Jason Bartlett is pretty much the only notable infielder left on the free agent market who can legitimately play shortstop, so it sure looks like it will be Nix or Nunez subbing in against lefties while Jeter or Youkilis spends the day at DH. Nix, 30, is steady but unspectacular in the field and below-average but adequate at the plate. The 25-year-old Nunez offers much more exciting tools in his speed, contact ability, and arm strength, but he’s a big liability in the field. He has little trouble getting to balls and offers more range than Nix, but obviously he has major issues finishing the play. If the Yankees want reliability, they’ll take Nix. If they want some upside, they’ll take Nunez. There’s not much point in arguing strongly either way right now.
Assuming the Yankees carry a right-handed hitting outfielder on the bench to platoon with their various left-handed hitting outfielders, they have three bench spots left to fill. One will go to the backup catcher, so it’s really two spots. Given the weak catching tandem, I would really like to see the team carry a good left-handed bat on the bench so Girardi could pinch-hit liberally in the late-innings. Dan Johnson, who can play the corner infield spots in a pinch, could make sense for that role. It’s a job that Eric Chavez would have filled perfectly, but alas. Given how unlikely the team’s catchers (whoever they end up being) are to hit, I think having that dangerous lefty pinch-hitter is more of a necessity than a luxury.

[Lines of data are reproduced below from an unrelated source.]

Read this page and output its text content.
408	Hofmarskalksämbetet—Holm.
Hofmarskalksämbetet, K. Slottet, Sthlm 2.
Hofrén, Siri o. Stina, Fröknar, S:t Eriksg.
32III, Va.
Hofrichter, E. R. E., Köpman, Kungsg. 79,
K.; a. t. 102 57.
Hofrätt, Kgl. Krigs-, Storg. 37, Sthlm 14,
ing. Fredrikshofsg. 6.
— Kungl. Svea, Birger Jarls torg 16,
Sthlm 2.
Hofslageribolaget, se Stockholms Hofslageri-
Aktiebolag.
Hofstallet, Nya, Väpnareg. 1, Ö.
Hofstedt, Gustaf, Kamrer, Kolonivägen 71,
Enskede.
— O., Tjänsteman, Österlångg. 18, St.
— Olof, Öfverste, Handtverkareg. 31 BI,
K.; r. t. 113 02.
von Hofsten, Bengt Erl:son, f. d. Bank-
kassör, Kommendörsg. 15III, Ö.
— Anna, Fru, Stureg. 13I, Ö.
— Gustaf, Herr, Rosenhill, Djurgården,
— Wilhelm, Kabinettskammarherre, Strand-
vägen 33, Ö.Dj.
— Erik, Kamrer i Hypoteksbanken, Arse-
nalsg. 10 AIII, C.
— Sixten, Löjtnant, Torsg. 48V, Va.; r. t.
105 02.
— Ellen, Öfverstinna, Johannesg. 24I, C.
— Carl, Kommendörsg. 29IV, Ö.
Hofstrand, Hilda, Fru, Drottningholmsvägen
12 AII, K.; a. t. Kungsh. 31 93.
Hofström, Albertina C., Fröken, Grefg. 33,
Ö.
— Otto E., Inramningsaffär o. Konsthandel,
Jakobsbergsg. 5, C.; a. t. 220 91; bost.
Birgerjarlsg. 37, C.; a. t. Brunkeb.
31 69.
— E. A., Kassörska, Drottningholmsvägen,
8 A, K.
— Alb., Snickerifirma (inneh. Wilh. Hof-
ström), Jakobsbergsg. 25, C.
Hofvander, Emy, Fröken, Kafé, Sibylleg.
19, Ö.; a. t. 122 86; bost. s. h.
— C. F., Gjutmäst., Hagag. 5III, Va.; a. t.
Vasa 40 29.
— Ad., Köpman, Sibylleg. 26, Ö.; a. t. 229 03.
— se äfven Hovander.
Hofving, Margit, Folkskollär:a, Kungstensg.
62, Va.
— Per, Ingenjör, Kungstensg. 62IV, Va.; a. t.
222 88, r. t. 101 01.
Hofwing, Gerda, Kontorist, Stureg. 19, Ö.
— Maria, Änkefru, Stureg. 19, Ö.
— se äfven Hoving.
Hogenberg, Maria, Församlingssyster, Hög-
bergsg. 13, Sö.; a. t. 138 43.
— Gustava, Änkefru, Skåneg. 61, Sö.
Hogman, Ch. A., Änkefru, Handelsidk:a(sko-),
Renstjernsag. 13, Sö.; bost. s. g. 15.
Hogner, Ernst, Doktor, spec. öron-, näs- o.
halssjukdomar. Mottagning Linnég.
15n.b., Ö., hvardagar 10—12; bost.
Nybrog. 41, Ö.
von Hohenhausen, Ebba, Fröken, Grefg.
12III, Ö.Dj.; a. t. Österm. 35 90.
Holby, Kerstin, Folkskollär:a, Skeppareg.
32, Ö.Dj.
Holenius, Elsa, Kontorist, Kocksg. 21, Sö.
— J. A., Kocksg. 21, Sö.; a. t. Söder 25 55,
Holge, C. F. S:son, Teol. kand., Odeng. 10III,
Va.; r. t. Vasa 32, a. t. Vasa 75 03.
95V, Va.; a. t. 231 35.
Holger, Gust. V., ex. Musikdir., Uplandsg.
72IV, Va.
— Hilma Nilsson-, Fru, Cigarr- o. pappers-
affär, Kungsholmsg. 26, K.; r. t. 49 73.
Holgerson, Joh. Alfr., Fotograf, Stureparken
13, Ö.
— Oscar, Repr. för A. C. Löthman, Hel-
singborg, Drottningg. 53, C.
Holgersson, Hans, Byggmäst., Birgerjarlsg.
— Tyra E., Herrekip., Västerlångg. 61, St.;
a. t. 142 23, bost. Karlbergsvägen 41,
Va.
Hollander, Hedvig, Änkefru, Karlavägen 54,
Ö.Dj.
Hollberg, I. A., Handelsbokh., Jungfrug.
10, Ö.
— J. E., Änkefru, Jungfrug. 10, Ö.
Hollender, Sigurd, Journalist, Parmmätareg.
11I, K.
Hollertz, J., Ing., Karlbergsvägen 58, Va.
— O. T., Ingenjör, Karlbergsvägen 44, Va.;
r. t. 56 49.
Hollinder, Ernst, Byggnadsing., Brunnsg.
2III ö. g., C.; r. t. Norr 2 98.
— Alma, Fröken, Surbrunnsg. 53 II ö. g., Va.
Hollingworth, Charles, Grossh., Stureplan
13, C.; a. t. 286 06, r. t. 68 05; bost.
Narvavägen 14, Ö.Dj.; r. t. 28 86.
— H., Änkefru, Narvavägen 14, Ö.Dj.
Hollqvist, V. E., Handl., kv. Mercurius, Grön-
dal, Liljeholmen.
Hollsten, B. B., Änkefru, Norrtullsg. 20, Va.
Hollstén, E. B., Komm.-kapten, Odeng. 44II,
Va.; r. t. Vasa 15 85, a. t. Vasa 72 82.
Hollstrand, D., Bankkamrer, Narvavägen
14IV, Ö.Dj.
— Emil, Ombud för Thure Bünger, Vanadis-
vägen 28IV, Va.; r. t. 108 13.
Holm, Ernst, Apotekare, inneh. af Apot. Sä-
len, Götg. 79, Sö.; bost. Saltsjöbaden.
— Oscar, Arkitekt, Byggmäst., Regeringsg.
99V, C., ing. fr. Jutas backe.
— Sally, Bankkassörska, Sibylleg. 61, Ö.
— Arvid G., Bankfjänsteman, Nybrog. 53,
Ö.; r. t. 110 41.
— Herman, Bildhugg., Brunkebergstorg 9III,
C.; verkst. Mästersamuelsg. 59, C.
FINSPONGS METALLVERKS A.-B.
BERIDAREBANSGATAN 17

If the Yankees do carry such a player, they’re left with one bench spot for a utility infielder. That guy will have to be able to play shortstop and play it fairly regularly, I’m thinking two or three times a week until Jeter settles in following the surgery. Not only that, but he has to be able to run for inevitable pinch-running situations. I think Nunez is a better bet to do that than Nix, but his defense stinks. At the same time, the more at-bats Nix receives, the more his production is likely to go down. He’s the type of guy who gets exposed with too much playing time. There is a scenario in which the Yankees could carry both on their bench at the start of the season, but they would be short-changing themselves elsewhere.